Gaston par lui-même

 

"C'est (...) un autre qui peint, ce n'est pas moi.
Je ne suis moi-même qu'un appareil récepteur extrêmement sensible.
"
( Kurt Schwitters à Helma. Lyasker, 3 XII 1939 ).

 

"Je ne comprends pas bien qui, par mon intermédiaire, peint, modèle, écrit, compose et qui me donne des ordres. Mais souvent je m'étonne moi-même, dans mon travail, du fait qu'à en croire les apparences, je me décide à donner tel ou tel coup de pinceau. Si j'essaye pendant mon travail de m'expliquer le pourquoi, je ne suis plus capable de l'accomplir. Mais après je puis en parfaite objectivité discerner pourquoi l'autre Kurt Schwitters a donné ce coup de pinceau."
( A Helma Schwitters. Lyasker,3 XII 1939 ).

 

Tu te poses les mêmes questions que moi. Merci Kurt.
J'ai toujours considéré avec la plus farouche circonspection et fui comme la peste noire les collèges, lycées, sorbonnes, facultés, casernes, champs d'honneur et de bataille...
Pendant que les futures élites écoutaient religieusement les vieilles sirènes entonnant les programmes, je me fabriquais ma propre culture qui en vaut bien une autre (sans me vanter) avec des livres que j'allais lire sur les fortifications de Monsieur le marquis de Vauban en cette illustre cité de Verdun, peuplée de généraux, maréchaux et même de simples troufions en bronze et pierre de taille.

 

Elève brillant du collège jusqu'au jour où je cessai de mériter le tableau d'honneur et reçus une admonestation professorale pour mon esprit de fronde et d'insoumission; flanqué à la porte, je fus tranféré dans une autre boîte qui fleurait la caserne, d'où je ne tardai pas bien sûr à m'évader.
J'ai quitté définitivement les fortifs à Vauban avec leurs pariétaires, épinards de muraille.

"Où avez-vous trouvé ces vilaines herbes, Floquet ?" me demandait un jour le prof de sciences nat.

"Chez monsieur Vauban, monsieur, dans ses fortifs."
... Le temps se déroule
... le temps se déroule.


J'ai passé ces années jusqu'ici sans trop de dommage, feignant d'ignorer ce qui me contraignait, obéissant, le plus qu'il était en mon pouvoir, à mes " voix intérieures".

Je refais à ma manière la création. Non que je la trouve mauvaise ! Simplement histoire de voir ce que vous en penserez au cours des siècles, et aussi ce que vous en direz. Surtout ne vous gênez pas. Je dois pourtant vous avouer que je goûte peu les critiques d'art à binocle et à moumoute.

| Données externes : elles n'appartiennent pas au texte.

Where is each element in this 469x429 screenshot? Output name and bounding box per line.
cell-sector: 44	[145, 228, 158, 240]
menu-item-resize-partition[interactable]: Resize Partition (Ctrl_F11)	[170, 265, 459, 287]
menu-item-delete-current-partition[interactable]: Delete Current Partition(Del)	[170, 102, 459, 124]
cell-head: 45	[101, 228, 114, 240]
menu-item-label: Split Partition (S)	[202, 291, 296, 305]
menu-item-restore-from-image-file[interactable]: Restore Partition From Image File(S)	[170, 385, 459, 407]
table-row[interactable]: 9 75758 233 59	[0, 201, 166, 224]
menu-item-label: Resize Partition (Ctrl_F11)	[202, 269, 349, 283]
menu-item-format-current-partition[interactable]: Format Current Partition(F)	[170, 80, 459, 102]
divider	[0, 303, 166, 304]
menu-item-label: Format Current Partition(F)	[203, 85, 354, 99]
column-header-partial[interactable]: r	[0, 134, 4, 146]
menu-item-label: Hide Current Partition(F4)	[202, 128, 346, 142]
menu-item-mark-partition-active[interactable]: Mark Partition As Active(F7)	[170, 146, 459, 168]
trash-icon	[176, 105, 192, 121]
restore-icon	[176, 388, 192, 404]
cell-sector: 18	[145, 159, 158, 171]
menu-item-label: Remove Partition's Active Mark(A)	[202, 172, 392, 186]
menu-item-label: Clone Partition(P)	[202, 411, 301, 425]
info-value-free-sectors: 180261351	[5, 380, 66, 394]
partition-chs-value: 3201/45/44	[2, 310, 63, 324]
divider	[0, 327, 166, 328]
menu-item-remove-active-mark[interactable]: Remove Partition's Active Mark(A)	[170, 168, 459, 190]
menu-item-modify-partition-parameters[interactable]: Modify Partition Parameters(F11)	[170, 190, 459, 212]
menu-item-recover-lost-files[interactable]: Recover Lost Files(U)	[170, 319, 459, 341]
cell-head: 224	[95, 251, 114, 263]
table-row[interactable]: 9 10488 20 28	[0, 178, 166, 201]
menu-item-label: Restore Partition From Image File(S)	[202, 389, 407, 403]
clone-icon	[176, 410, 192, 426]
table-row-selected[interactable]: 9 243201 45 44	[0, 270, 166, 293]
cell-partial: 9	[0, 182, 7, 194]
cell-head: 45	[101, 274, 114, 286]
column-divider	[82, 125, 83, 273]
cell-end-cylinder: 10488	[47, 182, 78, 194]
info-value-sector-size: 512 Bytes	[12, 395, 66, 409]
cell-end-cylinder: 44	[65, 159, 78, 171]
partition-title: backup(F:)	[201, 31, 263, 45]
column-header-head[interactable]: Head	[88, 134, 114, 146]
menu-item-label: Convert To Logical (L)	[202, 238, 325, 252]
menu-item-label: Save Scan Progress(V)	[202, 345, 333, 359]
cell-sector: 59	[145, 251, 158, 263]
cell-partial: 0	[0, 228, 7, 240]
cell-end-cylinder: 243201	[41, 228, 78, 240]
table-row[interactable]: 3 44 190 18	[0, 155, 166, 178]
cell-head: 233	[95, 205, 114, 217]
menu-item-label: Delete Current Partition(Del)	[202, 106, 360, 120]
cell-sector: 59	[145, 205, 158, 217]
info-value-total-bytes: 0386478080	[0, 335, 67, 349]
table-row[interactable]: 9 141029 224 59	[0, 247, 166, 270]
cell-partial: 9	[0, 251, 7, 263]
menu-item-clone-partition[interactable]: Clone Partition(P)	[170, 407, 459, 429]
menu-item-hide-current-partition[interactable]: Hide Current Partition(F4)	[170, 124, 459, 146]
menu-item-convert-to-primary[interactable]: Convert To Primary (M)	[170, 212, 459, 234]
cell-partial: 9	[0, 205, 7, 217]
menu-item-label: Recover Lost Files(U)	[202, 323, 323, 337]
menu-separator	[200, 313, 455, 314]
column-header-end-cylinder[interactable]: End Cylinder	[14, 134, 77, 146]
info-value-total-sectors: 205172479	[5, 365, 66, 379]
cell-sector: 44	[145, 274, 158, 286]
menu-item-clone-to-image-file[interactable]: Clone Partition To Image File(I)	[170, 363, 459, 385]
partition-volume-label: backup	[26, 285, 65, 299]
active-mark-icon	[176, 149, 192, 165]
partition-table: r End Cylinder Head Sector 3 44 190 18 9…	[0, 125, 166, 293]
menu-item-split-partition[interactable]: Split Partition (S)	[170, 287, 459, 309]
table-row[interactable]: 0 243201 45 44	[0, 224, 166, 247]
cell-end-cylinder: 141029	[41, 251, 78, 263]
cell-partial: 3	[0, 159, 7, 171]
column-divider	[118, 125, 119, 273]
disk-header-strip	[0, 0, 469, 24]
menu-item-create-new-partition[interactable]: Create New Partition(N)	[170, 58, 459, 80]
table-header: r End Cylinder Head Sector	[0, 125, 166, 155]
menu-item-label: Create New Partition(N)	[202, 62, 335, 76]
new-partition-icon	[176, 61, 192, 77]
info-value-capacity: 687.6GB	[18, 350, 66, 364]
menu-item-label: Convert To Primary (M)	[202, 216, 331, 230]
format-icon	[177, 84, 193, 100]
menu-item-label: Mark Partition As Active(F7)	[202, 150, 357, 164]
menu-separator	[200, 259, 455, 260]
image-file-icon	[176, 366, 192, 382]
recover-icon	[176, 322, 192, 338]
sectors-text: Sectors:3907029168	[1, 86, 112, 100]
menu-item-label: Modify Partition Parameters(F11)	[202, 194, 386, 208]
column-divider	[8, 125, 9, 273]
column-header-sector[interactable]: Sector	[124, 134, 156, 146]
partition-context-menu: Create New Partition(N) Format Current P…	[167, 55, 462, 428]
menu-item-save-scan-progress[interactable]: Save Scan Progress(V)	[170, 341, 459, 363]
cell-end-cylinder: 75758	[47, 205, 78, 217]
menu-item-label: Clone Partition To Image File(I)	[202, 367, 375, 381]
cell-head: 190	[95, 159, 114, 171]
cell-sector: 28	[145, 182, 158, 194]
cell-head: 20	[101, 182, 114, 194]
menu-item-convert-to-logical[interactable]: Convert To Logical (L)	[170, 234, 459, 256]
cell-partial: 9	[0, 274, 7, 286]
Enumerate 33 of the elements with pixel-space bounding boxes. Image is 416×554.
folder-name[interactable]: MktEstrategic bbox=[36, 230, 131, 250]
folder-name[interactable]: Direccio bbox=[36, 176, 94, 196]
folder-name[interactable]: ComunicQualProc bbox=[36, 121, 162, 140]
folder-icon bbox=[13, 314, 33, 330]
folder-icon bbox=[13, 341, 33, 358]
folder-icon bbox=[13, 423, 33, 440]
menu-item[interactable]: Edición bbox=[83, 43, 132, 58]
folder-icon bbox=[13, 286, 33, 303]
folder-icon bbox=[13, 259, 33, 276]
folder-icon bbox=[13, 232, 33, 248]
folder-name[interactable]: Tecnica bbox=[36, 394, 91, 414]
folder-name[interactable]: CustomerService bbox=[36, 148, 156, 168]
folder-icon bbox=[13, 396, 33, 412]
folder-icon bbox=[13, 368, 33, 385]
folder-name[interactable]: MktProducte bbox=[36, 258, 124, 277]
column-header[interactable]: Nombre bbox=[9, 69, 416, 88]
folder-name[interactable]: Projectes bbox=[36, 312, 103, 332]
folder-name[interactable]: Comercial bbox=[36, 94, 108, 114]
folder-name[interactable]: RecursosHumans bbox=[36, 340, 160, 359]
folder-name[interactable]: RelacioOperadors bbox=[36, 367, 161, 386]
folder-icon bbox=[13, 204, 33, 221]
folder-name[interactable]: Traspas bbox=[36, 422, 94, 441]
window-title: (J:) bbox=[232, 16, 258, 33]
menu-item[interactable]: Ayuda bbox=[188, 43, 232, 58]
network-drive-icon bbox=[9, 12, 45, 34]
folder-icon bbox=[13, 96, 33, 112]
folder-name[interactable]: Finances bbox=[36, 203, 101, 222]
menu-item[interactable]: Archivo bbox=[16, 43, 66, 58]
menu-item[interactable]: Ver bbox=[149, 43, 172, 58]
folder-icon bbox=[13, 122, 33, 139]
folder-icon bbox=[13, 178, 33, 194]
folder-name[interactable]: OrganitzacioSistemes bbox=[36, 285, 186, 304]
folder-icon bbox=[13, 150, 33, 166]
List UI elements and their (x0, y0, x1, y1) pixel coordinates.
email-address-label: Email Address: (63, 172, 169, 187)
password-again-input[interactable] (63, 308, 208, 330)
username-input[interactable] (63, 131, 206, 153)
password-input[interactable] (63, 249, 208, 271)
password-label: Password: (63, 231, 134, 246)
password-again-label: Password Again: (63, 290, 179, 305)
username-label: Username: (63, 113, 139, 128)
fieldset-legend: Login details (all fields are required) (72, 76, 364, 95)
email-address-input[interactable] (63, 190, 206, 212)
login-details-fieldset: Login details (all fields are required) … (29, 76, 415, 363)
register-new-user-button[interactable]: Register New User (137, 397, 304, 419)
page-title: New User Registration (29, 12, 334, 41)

Je me suis donc débrouillé avec mes simples moyens. "Du passé faisons table rase", dirait l'autre. Mais non, pas tout à fait ! J'ai pactisé avec les enfants, les petits, les moyens; je m'en suis bien trouvé. Mieux qu'avec les adultes. Essayez, vous verrez. Regardez-les travailler, ils vous enseigneront beaucoup de choses tout en croyant que c'est vous le bon maître. Ca console et ça rassure. Et puis il y a quand même le monde, la nature, ceux qui nous ont précédés que l'on comprend mieux parcequ'ils sont morts. Et puis il fallait bien céder de temps en temps, lâcher du lest, le moins possible, ça ne tarderait pas quand même à se voir comme le nez au milieu de la figure.

Revenons aux enfants des écoles. Je m'efforce, moi aussi, de redevenir comme eux, c'est dur et c'est long. Laissons faire le temps, comme dirait le père Corneille.
En attendant, j'ai trouvé refuge, pour les siècles à venir, avec mes bagages, au musée d'Alençon.

Amen !

Gaston FLOQUET, Janvier 2000.


Préface du catalogue de l'exposition organisée par le Musée des Beaux Arts et de la Dentelle, à l'occasion de la donation à la communauté urbaine d'Alençon.